Since the invasion of Georgia, stock markets in Russia have plunged. According to Finance Minister Alexei Kudrin, more than $7 billion was pulled out of the country in just two days, largely exposing the fragility of Russia’s nine-year economic boom.
Russia’s RTS Index of leading stocks fell more than six percent on August 8, 2008 when hostilities erupted and reached their lowest point in nearly two years when President Medvedev formally recognized the independence of Abkhazia and South Ossetia. According to Bloomberg News reports, the Russian ruble is headed for its biggest monthly decline against the US dollar in more than nine years as investors reduce their Russian holdings. The country’s Central Bank says more than $16 billion was lost following the military operations, as financial observers are largely attributing the loss to nervous investors pulling capital from Russia.

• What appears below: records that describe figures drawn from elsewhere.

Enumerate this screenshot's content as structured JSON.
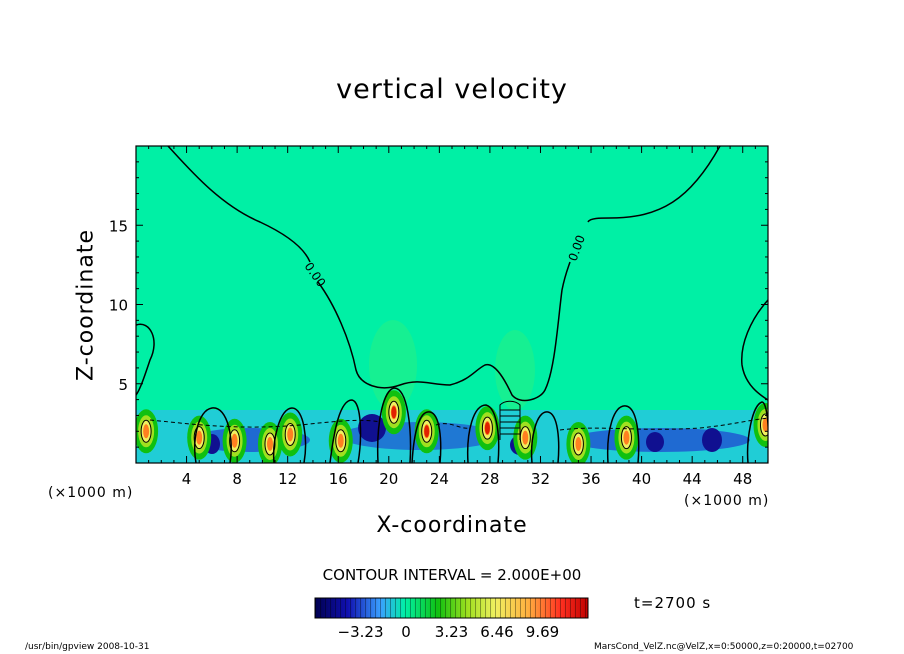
{
  "chart_data": {
    "type": "heatmap",
    "title": "vertical velocity",
    "xlabel": "X-coordinate",
    "ylabel": "Z-coordinate",
    "x_unit": "(×1000 m)",
    "y_unit": "(×1000 m)",
    "xlim": [
      0,
      50
    ],
    "ylim": [
      0,
      20
    ],
    "x_ticks": [
      4,
      8,
      12,
      16,
      20,
      24,
      28,
      32,
      36,
      40,
      44,
      48
    ],
    "y_ticks": [
      5,
      10,
      15
    ],
    "contour_interval_text": "CONTOUR INTERVAL = 2.000E+00",
    "contour_labels": [
      "0.00",
      "0.00"
    ],
    "colorbar": {
      "tick_labels": [
        "−3.23",
        "0",
        "3.23",
        "6.46",
        "9.69"
      ],
      "tick_values": [
        -3.23,
        0,
        3.23,
        6.46,
        9.69
      ],
      "range": [
        -6.46,
        12.92
      ]
    },
    "time_label": "t=2700 s",
    "colors": {
      "background": "#00f0a5",
      "positive": "#ff2000",
      "negative": "#10109a"
    }
  },
  "footer": {
    "left": "/usr/bin/gpview   2008-10-31",
    "right": "MarsCond_VelZ.nc@VelZ,x=0:50000,z=0:20000,t=02700"
  }
}
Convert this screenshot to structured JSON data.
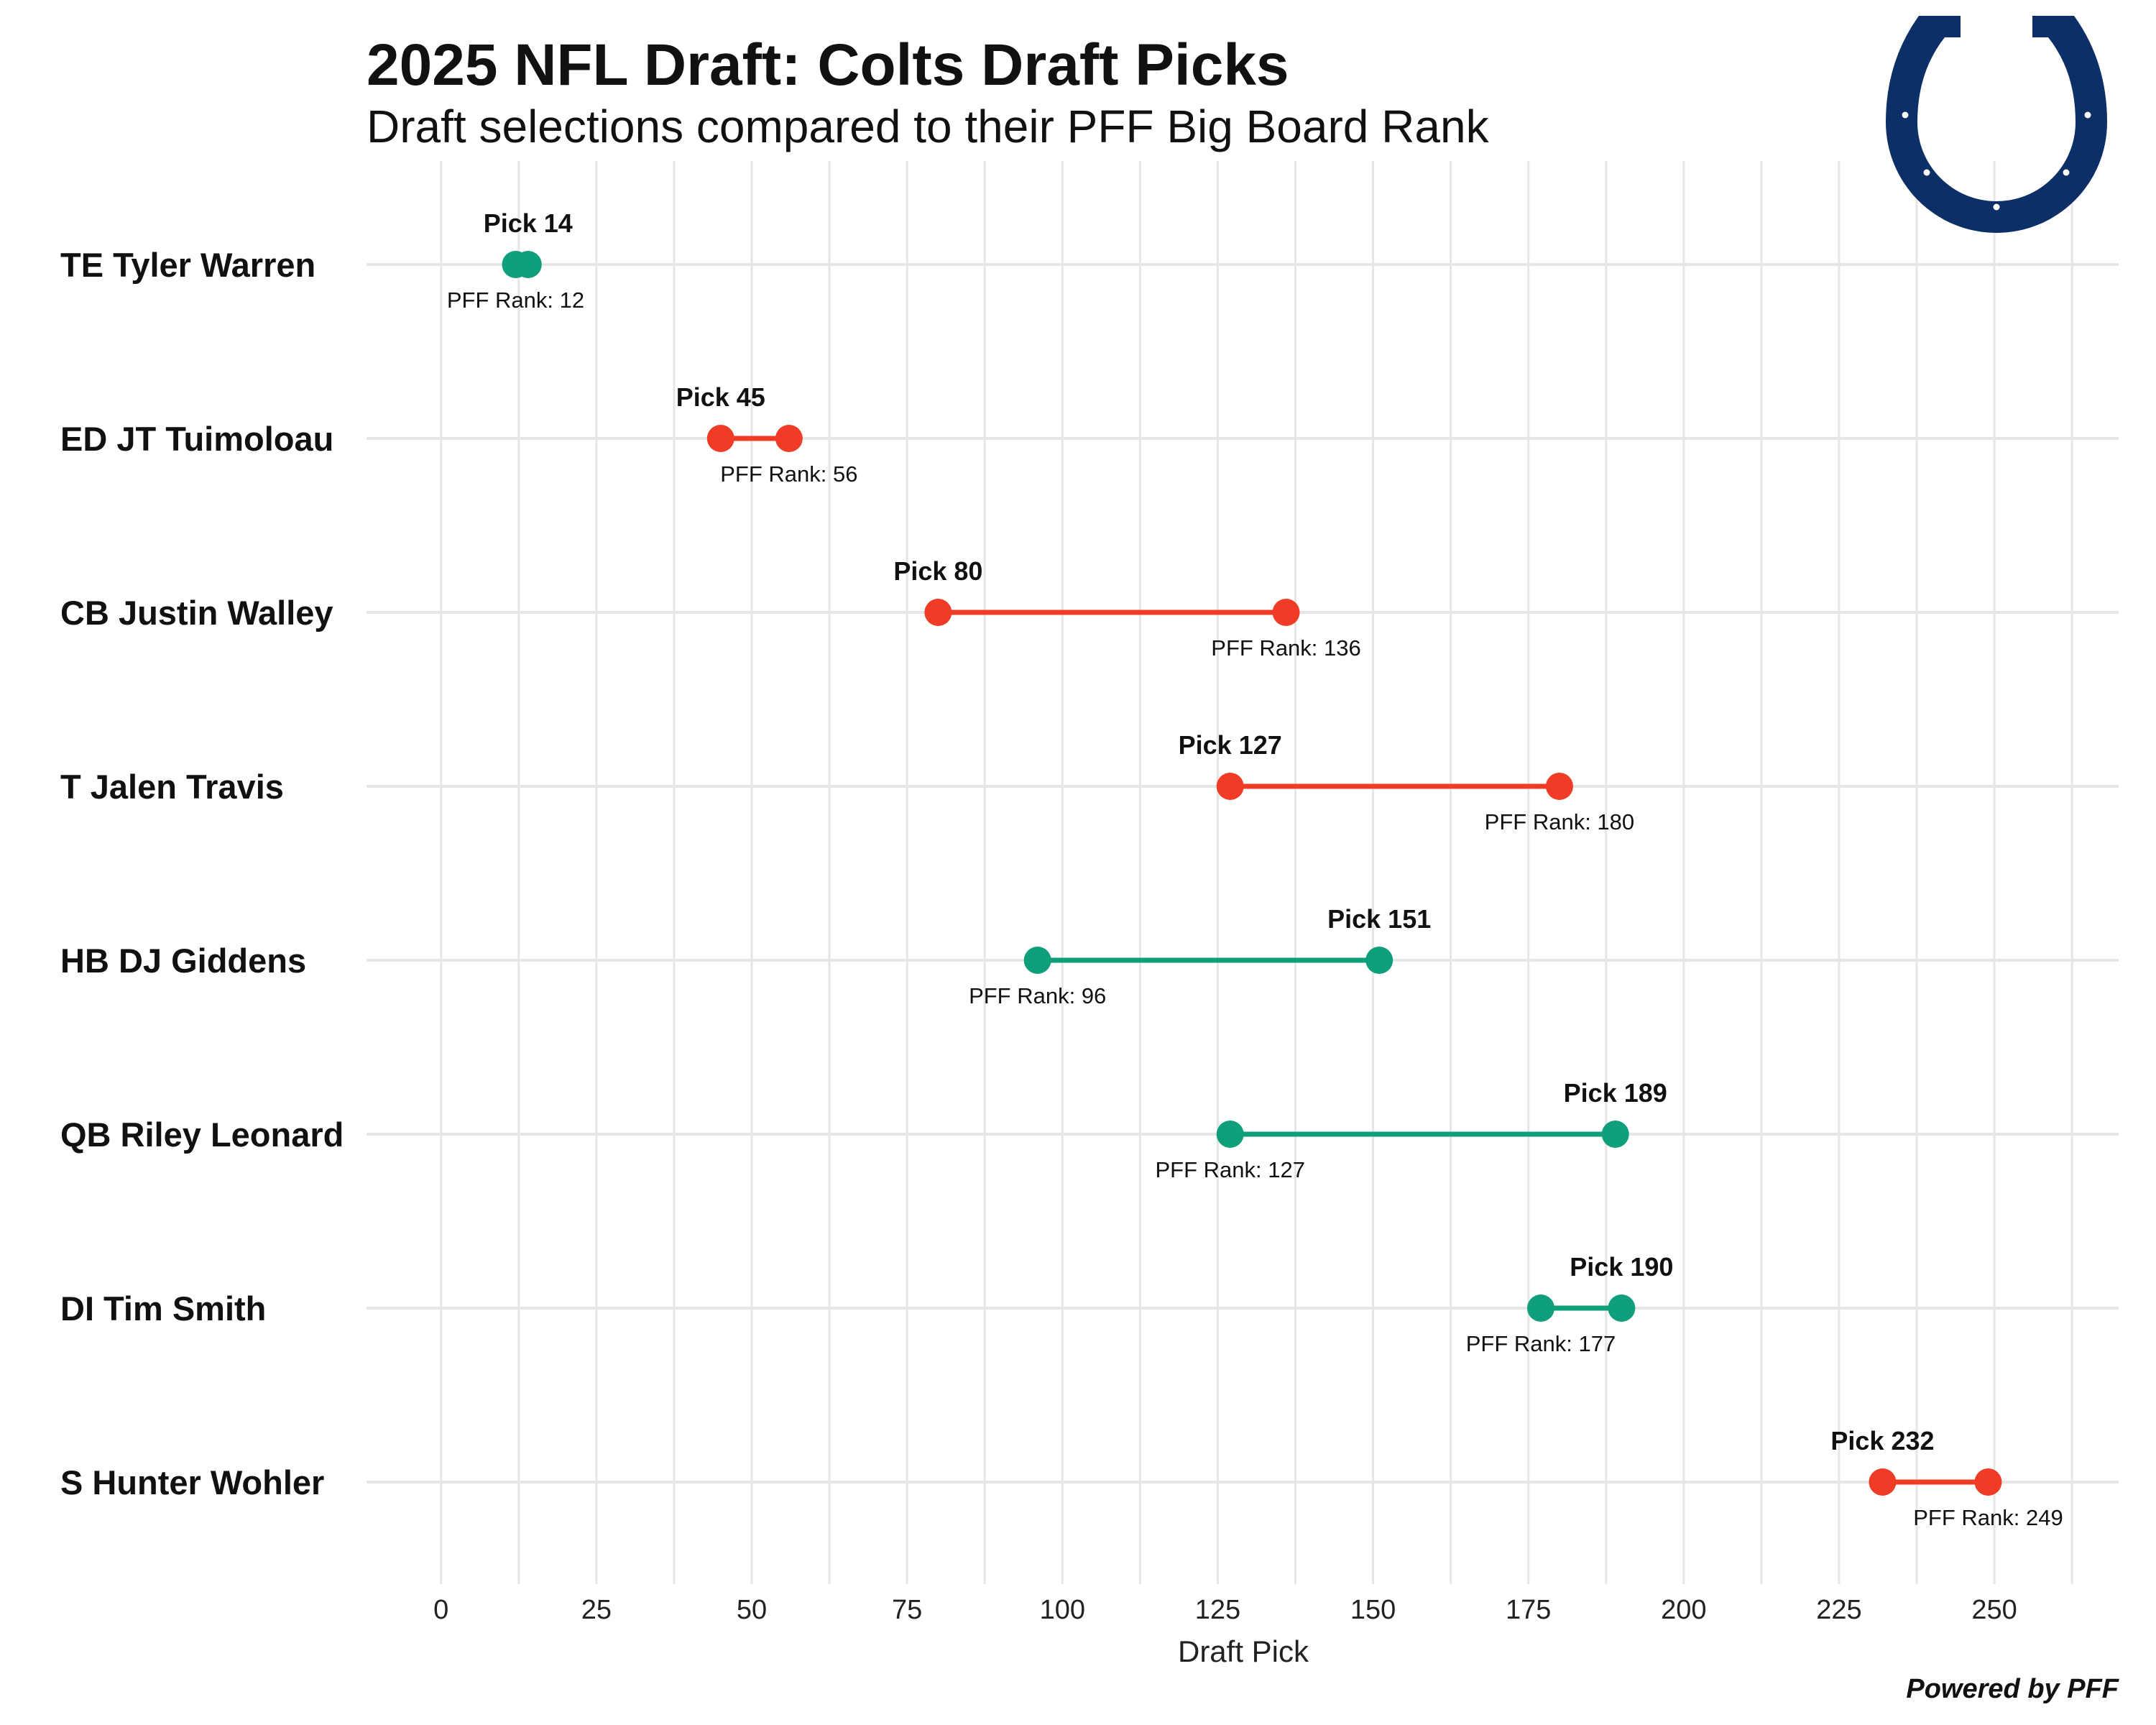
{
  "chart_data": {
    "type": "dumbbell",
    "title": "2025 NFL Draft: Colts Draft Picks",
    "subtitle": "Draft selections compared to their PFF Big Board Rank",
    "xlabel": "Draft Pick",
    "ylabel": "",
    "xlim": [
      -12,
      270
    ],
    "xticks": [
      0,
      25,
      50,
      75,
      100,
      125,
      150,
      175,
      200,
      225,
      250
    ],
    "grid": true,
    "source": "Powered by PFF",
    "colors": {
      "value": "#0f9f7b",
      "reach": "#f03c26",
      "grid": "#e6e6e6",
      "logo": "#0b2f66"
    },
    "players": [
      {
        "label": "TE Tyler Warren",
        "pick": 14,
        "pff_rank": 12,
        "status": "value",
        "pick_text": "Pick 14",
        "rank_text": "PFF Rank: 12"
      },
      {
        "label": "ED JT Tuimoloau",
        "pick": 45,
        "pff_rank": 56,
        "status": "reach",
        "pick_text": "Pick 45",
        "rank_text": "PFF Rank: 56"
      },
      {
        "label": "CB Justin Walley",
        "pick": 80,
        "pff_rank": 136,
        "status": "reach",
        "pick_text": "Pick 80",
        "rank_text": "PFF Rank: 136"
      },
      {
        "label": "T Jalen Travis",
        "pick": 127,
        "pff_rank": 180,
        "status": "reach",
        "pick_text": "Pick 127",
        "rank_text": "PFF Rank: 180"
      },
      {
        "label": "HB DJ Giddens",
        "pick": 151,
        "pff_rank": 96,
        "status": "value",
        "pick_text": "Pick 151",
        "rank_text": "PFF Rank: 96"
      },
      {
        "label": "QB Riley Leonard",
        "pick": 189,
        "pff_rank": 127,
        "status": "value",
        "pick_text": "Pick 189",
        "rank_text": "PFF Rank: 127"
      },
      {
        "label": "DI Tim Smith",
        "pick": 190,
        "pff_rank": 177,
        "status": "value",
        "pick_text": "Pick 190",
        "rank_text": "PFF Rank: 177"
      },
      {
        "label": "S Hunter Wohler",
        "pick": 232,
        "pff_rank": 249,
        "status": "reach",
        "pick_text": "Pick 232",
        "rank_text": "PFF Rank: 249"
      }
    ]
  },
  "logo": {
    "name": "Colts horseshoe"
  }
}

Much of the nervousness among investors’ has resulted from the recent European Union (EU) summit held in order to discuss a unified response to the Russian-Georgian crisis.
EU Response
EU members met on September 1, 2008 in an attempt to unite behind a strong response to Russia’s recent actions in Georgia. The United Kingdom is seeking a tough line with Moscow, while France and Germany are opposed to measures that may provoke the Kremlin. Eastern European countries, such as Poland, are also pushing for a more hard-line approach. Ultimately, EU leaders are tying future cooperation with Russia over a troop withdrawal from Georgia, agreeing to postpone talks with Moscow on a new partnership pact scheduled for late September 2008 if the country does not withdraw its troops to pre-conflict positions.
Currently, there is much disagreement and division within the EU on how to respond to Russia’s actions in Georgia. There is increased skepticism among several European countries to react harshly and implement sanctions against Russia, primarily because Moscow supplies almost 40 percent of its natural gas and is one of the world’s top oil producers.
Russia is continuing to talk tough with the EU, vowing to respond to any threat to its interests at home and abroad. Because of Europe’s dependence on Russia for energy supplies, EU leaders are limited in their options when trying to deal with or influence Russia. The energy dependence and ideological differences throughout the continent will likely hamper the ability of Europe to issue united responses to Russia, as the country is showing increased assertiveness in its foreign relations.
Near-Term Economic Outlook
There is little doubt that Dmitry Medvedev’s case for investment in Russia was dealt a blow when Russia invaded Georgia and recognized the two rebel regions of South Ossetia and Abkhazia as independent states. The issue leaves investors with a serious dilemma: join the exodus as Russia’s foreign policy draws fire from Western governments, or bet on Medvedev’s pledges to eliminate corruption and build the country’s economy into one of the world’s strongest.
With a series of harsh sanctions against Russia by the EU appearing unlikely, current and potential investors will be focusing on Russia’s next foreign policy move. Before committing money, investors need to be convinced that another Cold War with the West is not brewing. Any sign of Russian hostility towards Ukraine could portend another round of selling and result in further investor wariness.
While we currently do not anticipate that Russia will become an unstable investment environment, the business climate does remain uncertain and largely will depend on Russia’s mid to long-term relationship with the West and its near-term relations with its immediate neighbors.